Unlike other pro leagues’ drafts, the three-round annual women’s pro basketball draft is rarely discussed outside of WNBA fans, followers, and other interested parties.
Mock drafts aside, the 2019 WNBA Draft, scheduled for today at 6 pm CST, is still an important day for 36 young women hoopsters. Dreams became reality as they waited to exhale, hoping to hear their name announced by their first post-college employer.
At press time, Teaira McCowan, Arike Ogunbowale, Kristine Anigwe, Kalani Brown, and Asia Durr were among the top prospects expected to go somewhere in the first round.
Minnesota (6th) was scheduled to pick after Las Vegas, New York, Indiana, Chicago and Dallas. It was the Lynx’s highest pick since 2012, after several seasons picking last or next to it — the two annual spots reserved for the previous year’s champion and runners-up. The team also had three second-round picks (16, 18 and 20), and its third-round pick (30).
“I do think that 3-4 spot is probably where we need to get athletic,” Lynx-Timberwolves Reporter/Analyst Lea B. Olsen told me last week.
“We will get a good player,” Minnesota Coach/GM Cheryl Reeve predicted on last week’s pre-draft conference call with reporters, including the MSR.
On Sunday, espnW’s Mechelle Voepel forecasted that if she’s there, Notre Dame’s 5’8” Ogunbowale would be Minnesota’s first pick.
“I like her as much as I like any prospect in this draft,” ESPN Analyst Kara Lawson said of Ogunbowale. “She can create her own shot and has become a better passer.”
Others predicted Minnesota selecting UConn’s 6’2” forward Napheesa Collier at No. 6. “Napheesa Collier is a tremendous basketball player,” Reeve said. “She is not limited on how she can play. She will have her work cut out for her as a small forward in this league. [But] she could do well and have a long career in the WNBA.”

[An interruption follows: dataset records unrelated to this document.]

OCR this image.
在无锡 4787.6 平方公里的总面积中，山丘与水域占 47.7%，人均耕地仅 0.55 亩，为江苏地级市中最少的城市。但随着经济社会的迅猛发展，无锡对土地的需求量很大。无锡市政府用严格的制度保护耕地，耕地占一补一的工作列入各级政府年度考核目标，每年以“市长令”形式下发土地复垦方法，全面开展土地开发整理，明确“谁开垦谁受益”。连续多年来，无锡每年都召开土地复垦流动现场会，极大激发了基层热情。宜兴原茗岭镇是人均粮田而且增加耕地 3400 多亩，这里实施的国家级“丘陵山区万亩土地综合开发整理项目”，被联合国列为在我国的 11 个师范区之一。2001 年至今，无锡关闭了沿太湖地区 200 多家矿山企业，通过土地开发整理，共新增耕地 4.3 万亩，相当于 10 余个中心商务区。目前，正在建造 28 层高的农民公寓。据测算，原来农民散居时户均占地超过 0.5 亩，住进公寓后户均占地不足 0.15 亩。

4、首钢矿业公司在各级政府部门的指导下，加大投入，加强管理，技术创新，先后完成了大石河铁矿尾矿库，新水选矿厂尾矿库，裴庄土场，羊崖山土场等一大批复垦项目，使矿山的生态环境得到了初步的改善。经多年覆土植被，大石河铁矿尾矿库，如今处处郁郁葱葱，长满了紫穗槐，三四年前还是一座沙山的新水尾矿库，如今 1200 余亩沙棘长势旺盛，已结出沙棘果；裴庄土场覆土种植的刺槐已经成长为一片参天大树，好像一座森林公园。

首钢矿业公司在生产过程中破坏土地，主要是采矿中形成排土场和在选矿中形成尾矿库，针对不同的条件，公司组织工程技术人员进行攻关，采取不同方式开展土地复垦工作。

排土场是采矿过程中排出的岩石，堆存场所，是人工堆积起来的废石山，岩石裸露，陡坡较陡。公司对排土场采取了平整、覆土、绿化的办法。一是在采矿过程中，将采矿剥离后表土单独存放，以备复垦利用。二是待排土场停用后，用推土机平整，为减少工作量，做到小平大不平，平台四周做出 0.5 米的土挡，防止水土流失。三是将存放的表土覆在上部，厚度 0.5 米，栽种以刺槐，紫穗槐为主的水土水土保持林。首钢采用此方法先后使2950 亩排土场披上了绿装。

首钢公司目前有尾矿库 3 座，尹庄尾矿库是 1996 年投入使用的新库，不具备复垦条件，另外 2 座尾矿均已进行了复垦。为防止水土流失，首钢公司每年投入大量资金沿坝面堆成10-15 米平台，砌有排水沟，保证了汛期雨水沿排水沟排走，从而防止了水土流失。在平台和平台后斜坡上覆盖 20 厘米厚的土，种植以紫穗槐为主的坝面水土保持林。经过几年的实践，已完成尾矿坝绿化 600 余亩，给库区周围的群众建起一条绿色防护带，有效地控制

“She is the best player in the draft,” Lawson assessed of Collier. “She is somebody that can score the basketball [and] can move very well without the basketball, which is a very important [trait] that I look at for players making the transition [to the pros].”
Another not-often-discussed fact of the WNBA Draft — it isn’t a sure thing, even as a first-rounder with only 12 required spots on the 12-team WNBA rosters — annually, there are very few turnovers in rosters, as well. “You may see some first-rounders not make it,” said Las Vegas Coach/GM Bill Laimbeer. “It is so hard to make a team in our league right now.”
“Even if you are a clear cut draft pick, the way our rosters are constructed, it will be very hard to stick. There are not a lot of [roster] spots,” noted Derek Fisher, first-year coach for Los Angeles.
Finally, the transition from college star to potential pine time in the pros during their first season is tough for many players, Lawson added. “A lot of players who are used to being the center of the offense, and one of the [needed] adjustments you have to make to go to a league with 12 teams and with players that are elite, you have to find a way to make an impact without the basketball in your hands.”
“The biggest challenge is the quickness of this league — the speed, the athleticism at the next level is nothing that these players get to experience in college,” Lawson’s fellow ESPN Analyst LaChina Robinson said. “I think the 4-spot is the hardest position to play because a lot of teams run their offenses through the 4. You really have to be a playmaker.
“If you make a roster and you become a 10th, 11th, 12th player, it’s about coming in and making a difference,” Robinson concluded.
Charles Hallman is a contributing reporter and award-winning sports columnist at the Minnesota Spokesman-Recorder.